The sanctions consist of:
- Limits to access to EU primary and secondary capital markets for 5 major Russian majority state-owned financial institutions and their majority-owned subsidiaries established outside of the EU, as well as three major Russian energy and three defence companies;
- An export and import ban on trade in arms;
- An export ban for dual-use goods for military use or military end users in Russia;
- Limit Russian access to certain sensitive technologies and services that could be used for oil production and exploration.
A decision was taken last week to extend other sanctions in response to the illegal annexation of Crimea and Sevastopol to 23 June.
Targeted individual restrictive measures (asset freeze and travel restrictions,) currently against individuals and entities introduced because of “actions which undermine or threaten the territorial integrity, sovereignty and independence of Ukraine” and for misappropriation of Ukrainian state funds, remain in place until 15 September 2016. These were renewed in March.
A number of Foreign Ministers have spoken out in favour of lifting the sanctions against Russia as soon as possible.

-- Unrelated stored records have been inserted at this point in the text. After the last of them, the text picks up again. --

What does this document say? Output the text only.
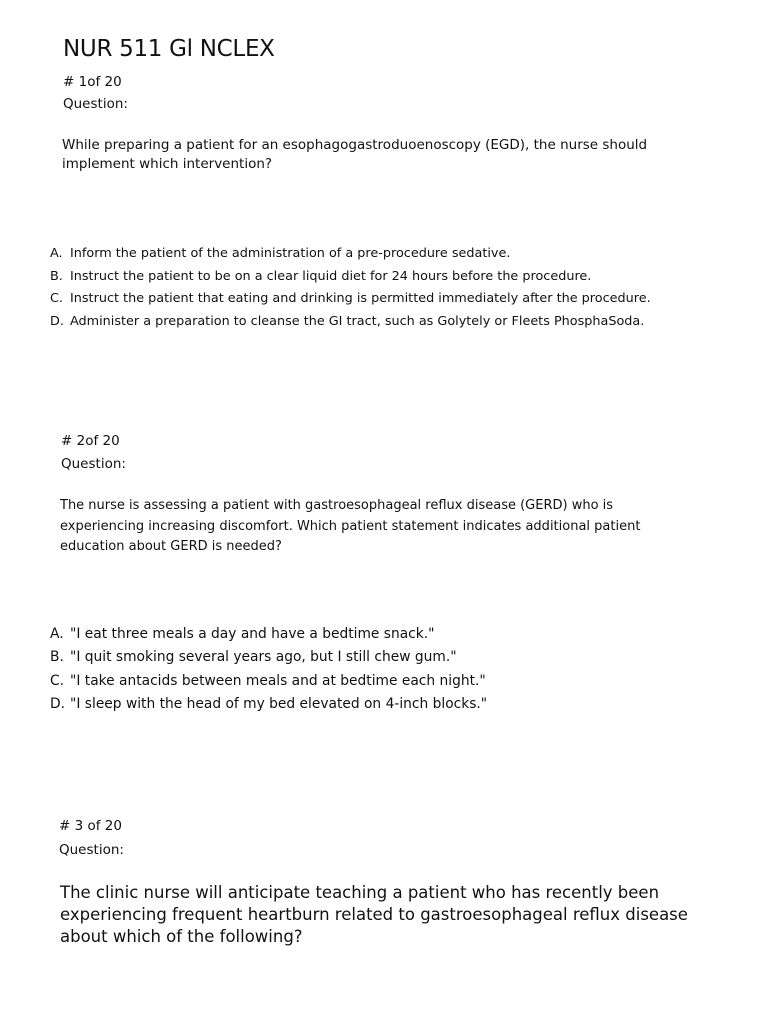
NUR 511 Gl NCLEX
# 1of 20
Question:
While preparing a patient for an esophagogastroduoenoscopy (EGD), the nurse should implement which intervention?
A. Inform the patient of the administration of a pre-procedure sedative.
B. Instruct the patient to be on a clear liquid diet for 24 hours before the procedure.
C. Instruct the patient that eating and drinking is permitted immediately after the procedure.
D. Administer a preparation to cleanse the GI tract, such as Golytely or Fleets PhosphaSoda.
# 2of 20
Question:
The nurse is assessing a patient with gastroesophageal reflux disease (GERD) who is experiencing increasing discomfort. Which patient statement indicates additional patient education about GERD is needed?
A. "I eat three meals a day and have a bedtime snack."
B. "I quit smoking several years ago, but I still chew gum."
C. "I take antacids between meals and at bedtime each night."
D. "I sleep with the head of my bed elevated on 4-inch blocks."
# 3 of 20
Question:
The clinic nurse will anticipate teaching a patient who has recently been experiencing frequent heartburn related to gastroesophageal reflux disease about which of the following?
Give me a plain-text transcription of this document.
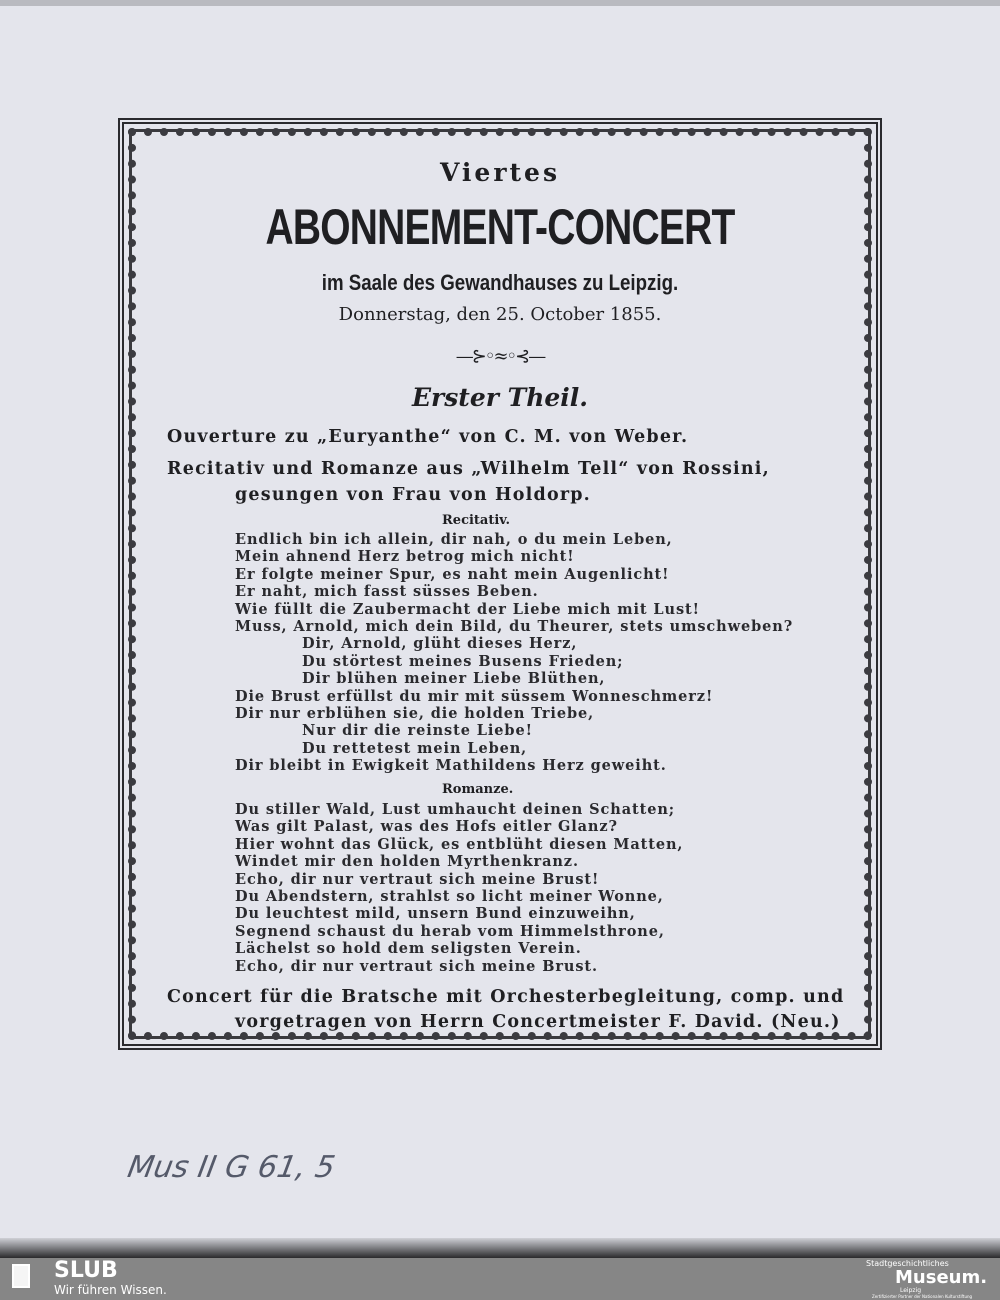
Viertes
ABONNEMENT-CONCERT
im Saale des Gewandhauses zu Leipzig.
Donnerstag, den 25. October 1855.
—⊱◦≈◦⊰—
Erster Theil.
Ouverture zu „Euryanthe“ von C. M. von Weber.
Recitativ und Romanze aus „Wilhelm Tell“ von Rossini,
gesungen von Frau von Holdorp.
Recitativ.
Endlich bin ich allein, dir nah, o du mein Leben,
Mein ahnend Herz betrog mich nicht!
Er folgte meiner Spur, es naht mein Augenlicht!
Er naht, mich fasst süsses Beben.
Wie füllt die Zaubermacht der Liebe mich mit Lust!
Muss, Arnold, mich dein Bild, du Theurer, stets umschweben?
Dir, Arnold, glüht dieses Herz,
Du störtest meines Busens Frieden;
Dir blühen meiner Liebe Blüthen,
Die Brust erfüllst du mir mit süssem Wonneschmerz!
Dir nur erblühen sie, die holden Triebe,
Nur dir die reinste Liebe!
Du rettetest mein Leben,
Dir bleibt in Ewigkeit Mathildens Herz geweiht.
Romanze.
Du stiller Wald, Lust umhaucht deinen Schatten;
Was gilt Palast, was des Hofs eitler Glanz?
Hier wohnt das Glück, es entblüht diesen Matten,
Windet mir den holden Myrthenkranz.
Echo, dir nur vertraut sich meine Brust!
Du Abendstern, strahlst so licht meiner Wonne,
Du leuchtest mild, unsern Bund einzuweihn,
Segnend schaust du herab vom Himmelsthrone,
Lächelst so hold dem seligsten Verein.
Echo, dir nur vertraut sich meine Brust.
Concert für die Bratsche mit Orchesterbegleitung, comp. und
vorgetragen von Herrn Concertmeister F. David. (Neu.)
Mus II G 61, 5
SLUB
Wir führen Wissen.
Stadtgeschichtliches
Museum.
Leipzig
Zertifizierter Partner der Nationalen Kulturstiftung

It was not certain, ahead of today’s meetings, whether the EU line was not softening towards Russia. However, Council adopts and extends sanctions on a unanimity basis and, for the time being, the “all-or-nothing approach” of insisting the Minsk agreements must be implemented fully, appears to be holding. It is not yet clear what impact the UK withdrawal from the EU (“Brexit”) may have on the EU’s ability to maintain sanctions in the longer term.